Skip to content

In this e-tivity, you are asked to follow the ML process to:

  • preprocess a provided dataset, so it will become suitable for ML operations;
  • select an appropriate ML model, so it will cope with the specifics of data and ML tasks;
  • train the selected ML model on the preprocessed dataset;
  • test the selected ML model on the preprocessed dataset.
  • Please, consult the lectures of Weeks #1 and #2 for the specifics of the different ML models, the Data Preprocessing staeps and the specifics of Model Training and Testing.

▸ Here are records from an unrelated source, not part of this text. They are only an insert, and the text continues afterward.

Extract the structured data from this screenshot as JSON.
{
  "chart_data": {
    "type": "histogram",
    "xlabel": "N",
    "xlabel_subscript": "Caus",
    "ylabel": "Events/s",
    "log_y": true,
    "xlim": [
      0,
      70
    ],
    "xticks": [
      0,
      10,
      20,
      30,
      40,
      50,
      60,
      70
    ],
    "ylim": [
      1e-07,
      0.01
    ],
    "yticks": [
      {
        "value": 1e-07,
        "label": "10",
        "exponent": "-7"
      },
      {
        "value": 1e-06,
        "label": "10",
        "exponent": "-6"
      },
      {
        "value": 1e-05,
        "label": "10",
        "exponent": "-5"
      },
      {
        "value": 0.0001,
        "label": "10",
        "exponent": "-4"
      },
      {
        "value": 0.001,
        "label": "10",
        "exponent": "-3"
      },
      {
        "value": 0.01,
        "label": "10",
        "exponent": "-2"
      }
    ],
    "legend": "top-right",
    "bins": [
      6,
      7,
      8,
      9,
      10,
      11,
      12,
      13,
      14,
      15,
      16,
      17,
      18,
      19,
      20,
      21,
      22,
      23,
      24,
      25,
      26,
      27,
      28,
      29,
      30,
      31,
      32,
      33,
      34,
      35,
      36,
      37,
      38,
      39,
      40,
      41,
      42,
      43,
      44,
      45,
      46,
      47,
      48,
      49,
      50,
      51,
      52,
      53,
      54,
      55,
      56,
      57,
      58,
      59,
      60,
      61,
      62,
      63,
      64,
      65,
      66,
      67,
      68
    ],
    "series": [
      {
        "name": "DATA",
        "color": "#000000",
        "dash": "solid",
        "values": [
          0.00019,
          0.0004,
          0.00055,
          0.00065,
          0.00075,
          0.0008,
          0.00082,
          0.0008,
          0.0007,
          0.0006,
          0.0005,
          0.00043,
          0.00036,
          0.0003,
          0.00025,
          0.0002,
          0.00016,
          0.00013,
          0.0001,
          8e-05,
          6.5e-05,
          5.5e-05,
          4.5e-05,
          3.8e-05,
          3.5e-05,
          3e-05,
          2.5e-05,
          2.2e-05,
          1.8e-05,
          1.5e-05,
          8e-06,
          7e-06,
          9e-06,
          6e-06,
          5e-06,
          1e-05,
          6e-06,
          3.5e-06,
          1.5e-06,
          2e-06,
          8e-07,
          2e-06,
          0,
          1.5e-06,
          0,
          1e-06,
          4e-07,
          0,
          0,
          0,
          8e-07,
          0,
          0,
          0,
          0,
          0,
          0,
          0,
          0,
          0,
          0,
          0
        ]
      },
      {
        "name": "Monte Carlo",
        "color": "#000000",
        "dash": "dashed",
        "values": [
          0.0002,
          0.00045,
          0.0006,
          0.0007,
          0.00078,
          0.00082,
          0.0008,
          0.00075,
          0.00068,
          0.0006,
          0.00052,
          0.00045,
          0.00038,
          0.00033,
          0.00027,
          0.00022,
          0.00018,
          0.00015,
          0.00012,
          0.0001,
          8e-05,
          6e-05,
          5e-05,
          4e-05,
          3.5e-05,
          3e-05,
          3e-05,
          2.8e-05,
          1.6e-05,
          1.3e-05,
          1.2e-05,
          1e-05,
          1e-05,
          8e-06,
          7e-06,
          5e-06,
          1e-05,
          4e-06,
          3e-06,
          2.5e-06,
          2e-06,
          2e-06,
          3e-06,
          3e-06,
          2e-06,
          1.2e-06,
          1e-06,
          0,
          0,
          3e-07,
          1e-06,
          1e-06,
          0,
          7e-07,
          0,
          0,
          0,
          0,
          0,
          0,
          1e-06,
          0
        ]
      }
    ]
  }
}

Target: In this task you are asked to predict the Bond Price.

# Load packages
import numpy as np 
from sklearn.model_selection import train_test_split
from sklearn.linear_model import LinearRegression
from sklearn.metrics import r2_score
import matplotlib.pyplot as plt
import seaborn as sns
import pandas as pd

# Determine the ML Model: Supervised-Classification, Supervised-Regression, or Unsupervised ML Model
df = pd.read_csv("Trade.csv")
df.head(10)

This is a supervised-regression problem. The "Bond Price" is a continuous numerical value that we want to predict based on the available data. Therefore, we would use a supervised regression machine learning model to make predictions for the bond prices.


1 hidden cell
#Step 2.1: Specifics of the dataset
df.shape
df.columns
# Count the number of columns in df
column_count = len(df.columns)
column_count
df.dtypes
# Calculate statistics for the 'Price' feature
df['Price'].describe()
df.count()
# Plot the 'Price' feature
plt.plot(df['Price'])
plt.xlabel('Index')
plt.ylabel('Price')
plt.title('Price Feature')
plt.show()
#Show the features with unique values for each row in the dataset
unique_features = df.nunique()
unique_features
# Drop rows with NaN values
df.dropna(inplace=True)
# Remove features with unique values for each row
unique_features = df.drop_duplicates()
unique_features